Private firms face succession, governance challenges

In the highly competitive modern-day business environment, family-run enterprises in Gulf Cooperation Council (GCC) states face several challenges, including succession issues and adhering to corporate governance standards that will continue to hobble their growth potential. A new report by the Gulf Family Business Council (GFBC) and management consultancy firm, McKinsey & Company, shows that the largest GCC family-owned businesses collectively generate over US$100 billion in annual revenues and remain the second largest shareholder in GCC economies, next only to governments of the region. With nearly three-quarter of all private sector enterprises belonging to this category, family-controlled firms not only drive regional economies but also collectively constitute a crucial variable element in the development agenda of the region. In recent years, rapid globalization and closer GCC integration, which opened up new vistas for businesses, also brought more competition to the home turfs of many Gulf family enterprises.
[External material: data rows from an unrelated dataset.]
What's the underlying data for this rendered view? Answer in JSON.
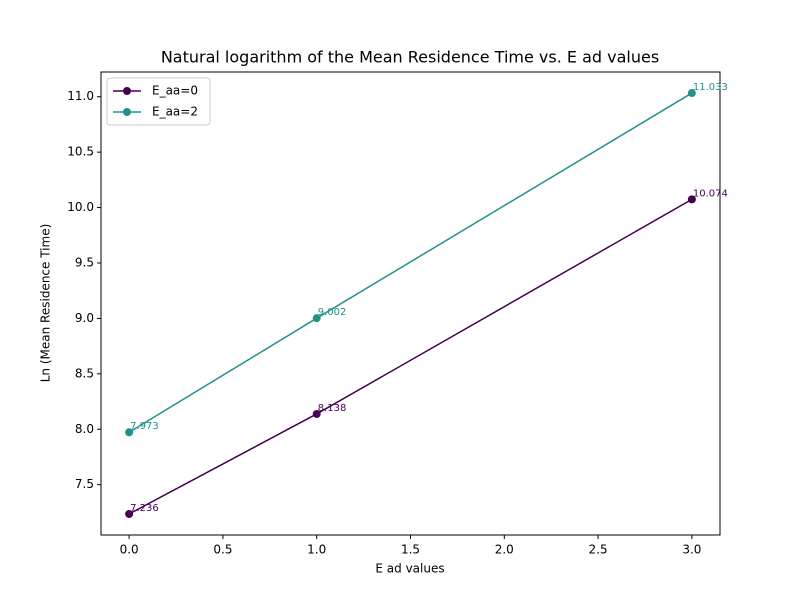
{
  "chart_data": {
    "type": "line",
    "title": "Natural logarithm of the Mean Residence Time vs. E ad values",
    "x_label": "E ad values",
    "y_label": "Ln (Mean Residence Time)",
    "x": [
      0,
      1,
      3
    ],
    "series": [
      {
        "name": "E_aa=0",
        "color": "#440154",
        "values": [
          7.236,
          8.138,
          10.074
        ]
      },
      {
        "name": "E_aa=2",
        "color": "#21918c",
        "values": [
          7.973,
          9.002,
          11.033
        ]
      }
    ],
    "xlim": [
      -0.15,
      3.15
    ],
    "ylim": [
      7.046,
      11.223
    ],
    "xticks": [
      {
        "value": 0,
        "label": "0.0"
      },
      {
        "value": 0.5,
        "label": "0.5"
      },
      {
        "value": 1,
        "label": "1.0"
      },
      {
        "value": 1.5,
        "label": "1.5"
      },
      {
        "value": 2,
        "label": "2.0"
      },
      {
        "value": 2.5,
        "label": "2.5"
      },
      {
        "value": 3,
        "label": "3.0"
      }
    ],
    "yticks": [
      {
        "value": 7.5,
        "label": "7.5"
      },
      {
        "value": 8,
        "label": "8.0"
      },
      {
        "value": 8.5,
        "label": "8.5"
      },
      {
        "value": 9,
        "label": "9.0"
      },
      {
        "value": 9.5,
        "label": "9.5"
      },
      {
        "value": 10,
        "label": "10.0"
      },
      {
        "value": 10.5,
        "label": "10.5"
      },
      {
        "value": 11,
        "label": "11.0"
      }
    ],
    "grid": false,
    "legend": "upper left"
  }
}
The financial and human resource challenges faced by these family enterprises were further exacerbated by the lack of effective corporate governance frameworks and the absence of proper succession planning. Accordingly, many companies ended up either floundering in the new competitive environment, or becoming embroiled in acrimonious legal cases. Second or third generation family members squabbling over the sharing and managing of family assets are a common occurrence among many family-run firms in the Gulf.

Structured governance process and succession planning are crucial, especially to family businesses as many of them are expected to undergo a generational change over the next five to 10 years. With over half of family businesses in the Gulf currently transitioning from second to third generation, this unpreparedness for succession has held back the growth potential of many companies.

According to the PwC survey, while the region’s family businesses continue to be active and successful, the changing political and economic environment is also affecting both their current performance and their growth expectations. The survey found that areas such as succession, diversification, digital, cyber security, and innovation are not being tackled by family firms in the Middle East.

Respondents to the PwC survey said that the three most significant challenges faced by their family firms are government policy, legislation and regulation (42 percent); skills shortages (35 percent); and market conditions (31 percent). Nearly half (48 percent) said keeping pace with digital and new technologies is one of their key challenges, yet only 35 percent believe their business is prepared for dealing with a data breach or cyber-attack.

Also, while some family businesses have made significant progress in putting corporate governance systems in place, few have been successful in completing end-to-end effective implementation. In the survey, over 66 percent of participants reported that they have started to put the corporate governance building blocks in place, but only around 33 percent reported that the practices are fully adopted and are working effectively.

The PwC report pointed out that growth outlook for family businesses could also be curtailed by the organization’s own lack of strategic planning rather than economic factors or other external concerns.

Firas Haddad, PwC Middle East partner and family business advisory services leader in the Middle East, said: “Both the survey results and our own experience lead us to conclude that greater emphasis on strategic and medium-term planning would allow family businesses to achieve greater success, and fulfill their true potential.